Date: 1996 - 03 - 22
To: ISO/IEC JTC1/WG8
From: US National Body
Subject: ISO 8879 revision cycle
Status: US National Body contribution
The US National Body requests that WG8 consider the following
when revising ISO 8879:
1. Allow a form of SGML declaration in which parameters for
human consumption (particularly the document character set)
are separated from parameters that are machine readable.
Also allow for parameters that require a private agreement
among users of a document (again the document character set)
to be omitted from the sgml declaration.
2. Clause 6.2.3 needs to be clarified. The user community has
widely interpreted it to mean that the SGML declaration is
optional, although particular software may require it. Is there
any other possible meaning?
3. The word "number" should not be used when "numeral" is clearly
intended.
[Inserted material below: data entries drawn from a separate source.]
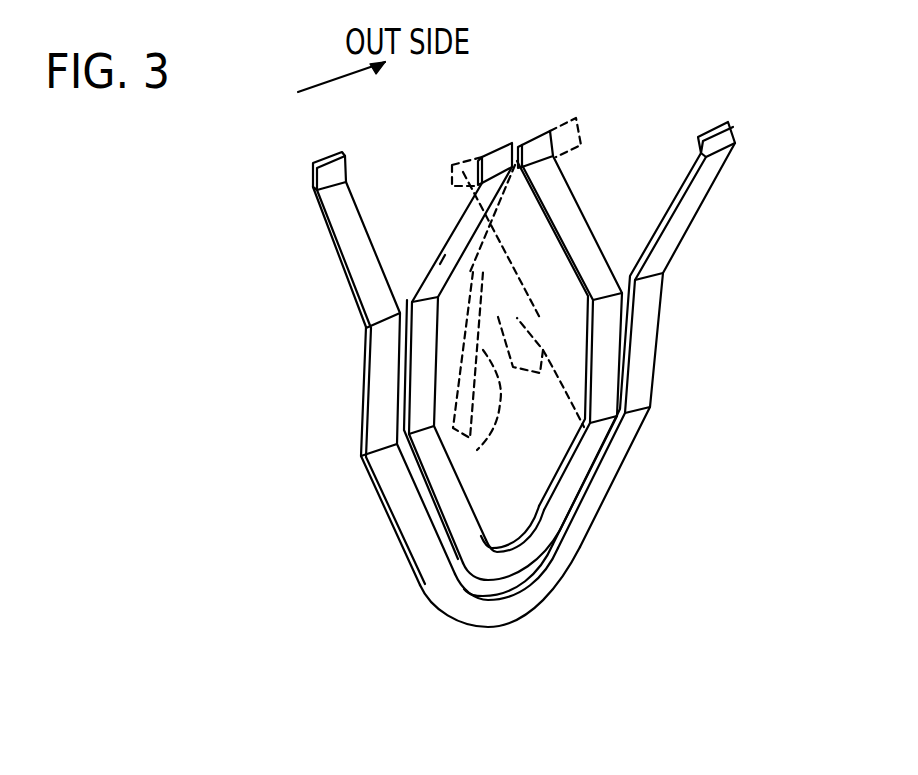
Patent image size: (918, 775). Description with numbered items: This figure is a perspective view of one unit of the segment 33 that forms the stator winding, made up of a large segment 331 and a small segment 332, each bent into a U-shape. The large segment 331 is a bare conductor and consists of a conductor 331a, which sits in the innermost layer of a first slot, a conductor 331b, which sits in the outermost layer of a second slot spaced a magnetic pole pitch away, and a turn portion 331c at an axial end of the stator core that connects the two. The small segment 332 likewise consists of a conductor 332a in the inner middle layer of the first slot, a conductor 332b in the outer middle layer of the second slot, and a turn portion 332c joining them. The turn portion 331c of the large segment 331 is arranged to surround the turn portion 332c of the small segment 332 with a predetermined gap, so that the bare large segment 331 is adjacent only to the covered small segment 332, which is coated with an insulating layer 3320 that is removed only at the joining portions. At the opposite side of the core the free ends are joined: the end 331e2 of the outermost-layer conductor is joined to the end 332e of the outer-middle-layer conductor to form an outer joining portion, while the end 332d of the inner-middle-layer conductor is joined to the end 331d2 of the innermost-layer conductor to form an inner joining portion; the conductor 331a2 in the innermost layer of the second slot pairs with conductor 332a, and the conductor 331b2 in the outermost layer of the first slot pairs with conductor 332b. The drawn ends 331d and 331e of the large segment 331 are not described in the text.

The segment 33 is at (410, 587).
The large segment 331 is at (690, 237).
The conductor 331a is at (385, 364).
The conductor 331a2 is at (612, 448).
The conductor 331b is at (658, 350).
The conductor 331b2 is at (487, 440).
The turn portion 331c is at (473, 610).
The left end tab of outer clip 331d is at (327, 172).
The end 331d2 is at (448, 180).
The right end tab of outer clip 331e is at (720, 142).
The end 331e2 is at (560, 142).
The small segment 332 is at (608, 247).
The conductor 332a is at (417, 398).
The conductor 332b is at (600, 397).
The turn portion 332c is at (497, 567).
The end 332d is at (497, 150).
The end 332e is at (540, 140).
The insulating layer 3320 is at (442, 262).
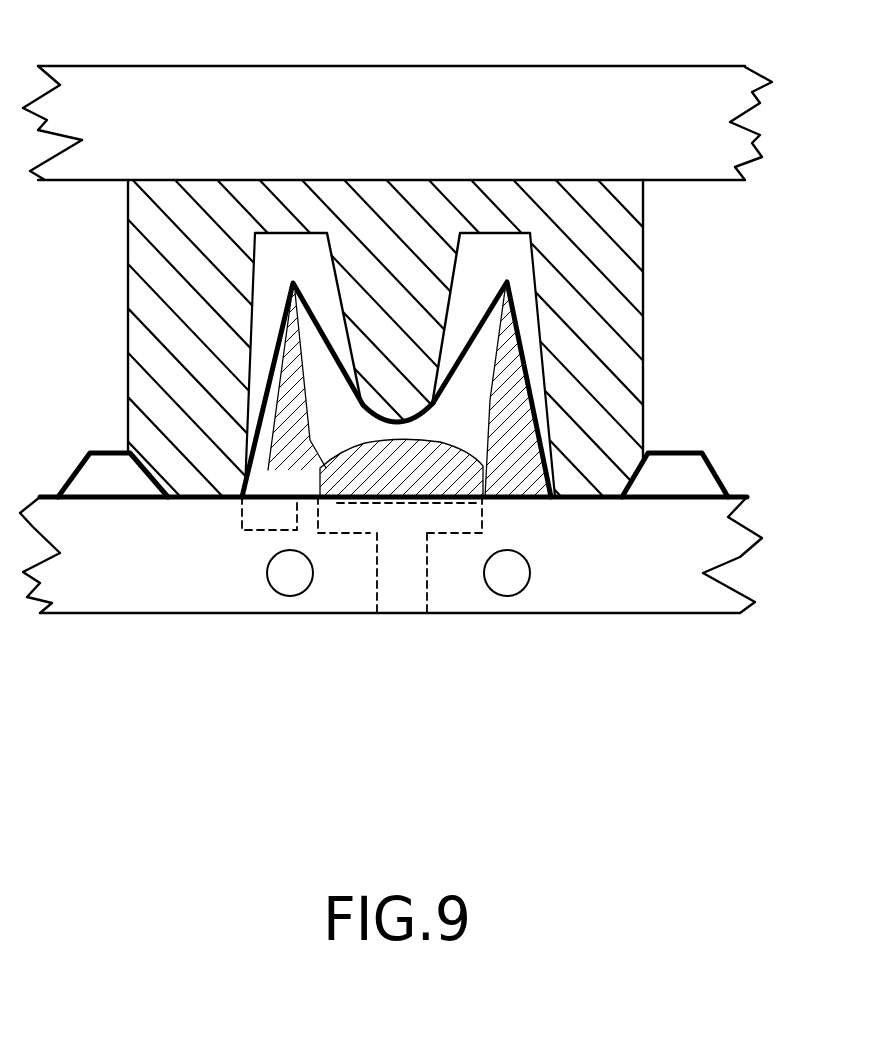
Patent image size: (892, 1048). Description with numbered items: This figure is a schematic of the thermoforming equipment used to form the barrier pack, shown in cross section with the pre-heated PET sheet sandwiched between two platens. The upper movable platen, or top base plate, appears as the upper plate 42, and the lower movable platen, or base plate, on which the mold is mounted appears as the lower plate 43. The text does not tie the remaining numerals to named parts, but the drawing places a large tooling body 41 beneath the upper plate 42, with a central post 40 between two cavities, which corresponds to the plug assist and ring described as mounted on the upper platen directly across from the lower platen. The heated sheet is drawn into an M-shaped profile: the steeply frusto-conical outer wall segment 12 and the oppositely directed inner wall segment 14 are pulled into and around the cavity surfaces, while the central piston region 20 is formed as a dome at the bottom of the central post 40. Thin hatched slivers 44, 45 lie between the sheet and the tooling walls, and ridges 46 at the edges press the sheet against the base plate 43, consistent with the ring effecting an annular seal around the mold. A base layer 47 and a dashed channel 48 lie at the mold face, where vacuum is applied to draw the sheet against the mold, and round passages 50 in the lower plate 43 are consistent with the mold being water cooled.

The outer wall segment 12 is at (523, 337).
The inner wall segment 14 is at (347, 378).
The central piston region 20 is at (447, 456).
The center post of die block 40 is at (395, 297).
The die block 41 is at (608, 347).
The upper platen 42 is at (733, 160).
The lower platen 43 is at (717, 552).
The left filler sliver 44 is at (322, 440).
The right filler sliver 45 is at (508, 283).
The clamping ridge 46 is at (722, 472).
The base conductor layer 47 is at (380, 470).
The channel 48 is at (403, 570).
The cooling passage 50 is at (282, 578).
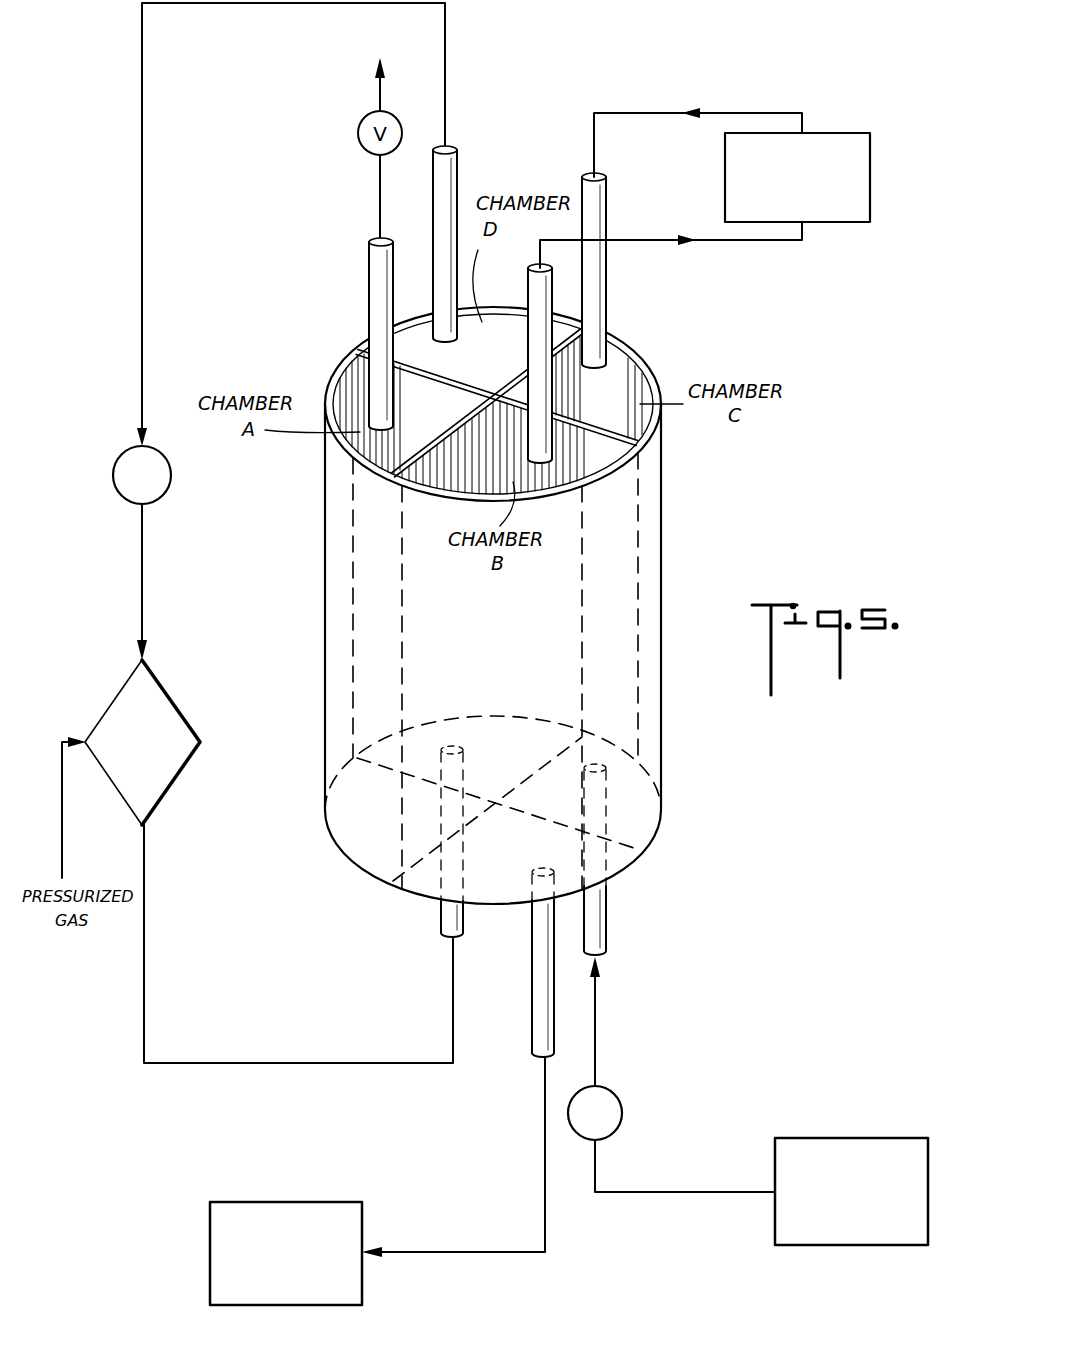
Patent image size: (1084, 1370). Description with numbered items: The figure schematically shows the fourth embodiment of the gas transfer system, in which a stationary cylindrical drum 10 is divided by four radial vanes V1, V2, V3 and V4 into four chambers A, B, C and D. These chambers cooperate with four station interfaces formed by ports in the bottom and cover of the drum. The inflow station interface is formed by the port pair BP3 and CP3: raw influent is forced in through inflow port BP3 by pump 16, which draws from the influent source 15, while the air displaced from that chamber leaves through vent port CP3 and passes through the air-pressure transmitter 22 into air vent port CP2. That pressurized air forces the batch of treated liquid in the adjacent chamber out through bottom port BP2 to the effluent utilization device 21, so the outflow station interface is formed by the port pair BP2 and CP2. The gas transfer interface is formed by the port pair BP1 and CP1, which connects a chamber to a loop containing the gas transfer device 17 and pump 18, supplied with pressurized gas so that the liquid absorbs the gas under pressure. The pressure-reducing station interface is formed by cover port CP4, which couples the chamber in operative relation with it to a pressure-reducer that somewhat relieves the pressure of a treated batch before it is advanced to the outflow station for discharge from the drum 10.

For example, 4.36 describes "a number that represents
[a] base-10 integer". There are base-10 numerals, but numbers
are inherently baseless. Also, the first note in 4.43 has the
same confusion.
4. Clause 4 defines several terms related to character sets. Are
they all needed? Are they all used in other clauses?
5. The note in 4.147 states that graphic characters normally have
a visual representation when a document is presented. When
do graphic characters not have a visual representation? Are
white space characters considered graphic characters? Is the
tab character really a control character?
6. Definitions 4.332 and 4.141 use a mix of very specific and
very general terminology.
7. 4.298 should clarify that significant characters must be
defined in the document character set.
8. In 4.98 what does "initially (at least)" mean? Does it mean
that the first data character in the document must be in the
document character set?
The note should be reworded:
When ..., the user at the receiving end is responsible
for translating to the receiving system's character set
if it differs from the sending character set.
9. Is the term "system character set" (4.311) used?
10. Inert function characters are defined only for use in named
character references. Can inert function characters be dedicated
data characters?
11. The discussions of ISO 2022 and associated definitions should be
greatly reduced in this standard.
12. Consider generalizing markup suppression characters to
strings.
13. In the second note in 13.1, the conclusions are
counter-intuitive. It is unexpected that external communication
is needed if a standard or registered character set is used,
but not otherwise. Also, in b), "will provide" should be
"should provide".
14. In note 1 in clause 13, remove "(in printed form!)".
15. The reserved name "UNUSED" identifies a character as a non-SGML
character. There is no need for users to learn the two
terms "UNUSED" and "NONSGML". One should be replaced with the
other.
16. Clarify the first note (second paragraph) in 13.1.2. What is
the relationship between control characters and unused
characters?
17. In 13.4.2, motivate the discussion of shunned character codes.
Why does this construct exist? Make it very clear that it is
the codes and not the characters that are shunned.